In the words of the activist Nicholas Kristof: in the 19th century, the moral challenge was slavery. In the 20th century, it was totalitarianism. In the 21st century, let’s make it gender equality.

13 Comments

  • Nadim Haddad says:

    I always enjoy your writings Sara! I feel that it’s time to go inward. Only then can a human being discover that they are both masculine and feminine and experience that duality. This would most certainly be the cure to this and other diseases.

  • Joumana El-Yafi says:

    Congratulations my Sara!I will soon have my share of comment on this amazing post.In the meantime my sweetie cannot help but say how You are a true pride to all women and men from whatever background they come from…!Reading your posts makes us surely become better human beings,and if not,at least much more sensible humans,much more aware about the issues you raise,and definitely much more cultured!You always provide food for thought!Thank you habibti! Again and forever GOD BLESS YOU my darling!

  • Amer El Rassas says:

    long story short : Men are evil.

  • Carol Siracusa-Rick says:

    Well written. Please allow me to share!

  • Regina Kantara says:

    Sara. Thx To share.

  • Youmna Naufal says:

    To the free and strong and loving 🙂

  • Sarah Bishop says:

    Love it Sara!

  • Maha Dimachki says:

    Cheers to you Sara and to human dignity, masculine and feminine!

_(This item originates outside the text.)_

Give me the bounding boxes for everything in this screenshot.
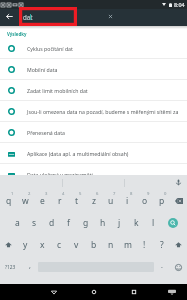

  • Ibrahim AlHusseini says:

    With full acknowledgment of and agreement with the majority of what you’ve shared Sara & with complete recognition of the continued suffering and inequality that exists globally and the requisite need to accelerate our focus on education and awareness on this issue, I thought it also worthy to stop and take inventory of the extraordinary achievements that have been born out of the women’s rights/gender equality movement so far.
    Hard won battles from the suffrages and others have created unprecedented equality today compared to just decades ago. And although incomplete and much work needs to be done, I look around and I see shattered glass ceilings everywhere. Whether in business, medicine, philanthropy, politics, media or human rights, women like Indra Nooyi, Anne Mulcahy, Irene Rosenfeld, Mary Sammons, Ginni Rometty, Ellen Kullman, Marissa Mayer, Hillary Clinton, Angela Merkel, Madonna, Sandra Day O’Conner, Gloria Steinem, Oprah Winfrey, Elena Kagan, Sonia Sotomayor, Ruth Ginsburg, Sara El-Yafi, Aung San Suu Kyi, Wangari Maathai and all their sisters make up a new landscape of gender equality never known in the story of personkind. These numerous and powerful models will also serve as models to a new generation of girls who will grow up to know a world where only merit counts towards achieving one’s goals.
    In contrast to many areas of desired progress where we have failed or are failing, on women’s rights overall, with much more work to do, there is also much to celebrate.

  • Bruce Albright says:

    Excellent screed! And I mean that in the good sense, and with all due respect. And I think that gender equality will be the issue of the 21st Century. One note: the roughly 107 million missing females are overwhelmingly due to gender specific abortion, the majority of them in China and India. This has caused a very interesting (from an anthropological point of view) demographic problem in China, where marriageable women are getting hard to find. I would not be surprised if, in the near future, there’s a shift from dowery to ‘bride price’ – money paid to the women’s family. Of course, they both have the disturbing issue that the woman is being treated as property – we won’t see true political equality for women in India until this idea is given up. I think it’s also interesting that in societies where women have more prosperity, education and political power, fertility rates tend to go down.
    On another note, do you have a blog somewhere? Your excellent posts really should be collected in one, easy to access site.

  • Zk Randa says:

    Sara, tu m impressionnes !

  • Olivier Ceberio says:

    If you look at the indo-european roots (so much older than latin) of the word “woman”, “wo” actually means shame… such a wo….

    • Sara El-Yafi says:

      Olivier, I didn’t know that.. Thanks for sharing, I guess it adds more to the post.